Shares of banks and property companies, which are sensitive to interest rate changes, were the major decliners after US new orders and jobs data dampened rate cut hopes
China’s services activity growth accelerated in March, a private-sector survey showed on Wednesday, a sign sentiment was staging a tentative recovery
Hong Kong stocks slipped amid a global risk-off sentiment after strong US economic data sparked a rise in bond yields and a paring back of interest rate cut hopes. This overshadowed upbeat data which showed China’s services activity growth picked up in March as new business rose at the quickest pace in 3 months.
The Hang Seng Index dropped 1.2 per cent to 16,734.41 as of 11.10am local time, after surging 2.4 per cent on Tuesday. The Tech Index lost 1.8 per cent.
Shares of banks and property companies, which are sensitive to interest rate changes were the major decliners. HSBC lost 1.2 per cent to HK$61.15, Hang Seng Bank lost 1.4 per cent to HK$88.85 and Sun Hung Kai Properties declined 2 per cent to HK$75. Xiaomi lost 3.7 per cent to HK$15.68 after it gained 9 per cent on Tuesday following the launch of its first electric car.

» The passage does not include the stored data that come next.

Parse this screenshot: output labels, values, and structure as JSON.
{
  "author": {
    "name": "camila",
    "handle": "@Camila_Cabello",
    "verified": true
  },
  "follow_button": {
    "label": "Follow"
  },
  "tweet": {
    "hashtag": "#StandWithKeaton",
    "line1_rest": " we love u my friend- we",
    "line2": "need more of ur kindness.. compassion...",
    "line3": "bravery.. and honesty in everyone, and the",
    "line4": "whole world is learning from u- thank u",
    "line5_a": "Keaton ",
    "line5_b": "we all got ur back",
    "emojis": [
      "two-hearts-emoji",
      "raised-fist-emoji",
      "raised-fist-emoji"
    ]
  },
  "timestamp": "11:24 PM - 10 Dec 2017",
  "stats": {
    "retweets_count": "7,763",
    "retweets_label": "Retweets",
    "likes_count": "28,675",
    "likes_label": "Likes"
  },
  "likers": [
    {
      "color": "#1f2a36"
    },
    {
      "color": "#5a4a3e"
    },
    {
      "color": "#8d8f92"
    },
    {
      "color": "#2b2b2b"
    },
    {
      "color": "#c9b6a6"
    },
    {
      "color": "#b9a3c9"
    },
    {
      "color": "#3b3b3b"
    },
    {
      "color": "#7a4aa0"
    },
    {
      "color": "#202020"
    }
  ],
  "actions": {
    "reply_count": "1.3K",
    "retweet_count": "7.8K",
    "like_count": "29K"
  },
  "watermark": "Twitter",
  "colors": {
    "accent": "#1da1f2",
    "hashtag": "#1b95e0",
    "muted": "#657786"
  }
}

Overnight, US job openings edged up and new orders for factory goods rebounded more than expected. That prompted traders to rein in their interest rate cut expectations. Markets now see a 56 per cent chance of a reduction of interest rates by the US Federal Reserve in its June meeting, down from the 69 per cent chance ahead of the data dump.
Other key Asian markets weakened, following the overnight decline on Wall Street. Japan’s Nikkei 225 slipped 1.2 per cent, while South Korea’s Kospi lost 1.4 per cent Australia’s S&P/ASX 200 weakened 1.1 per cent.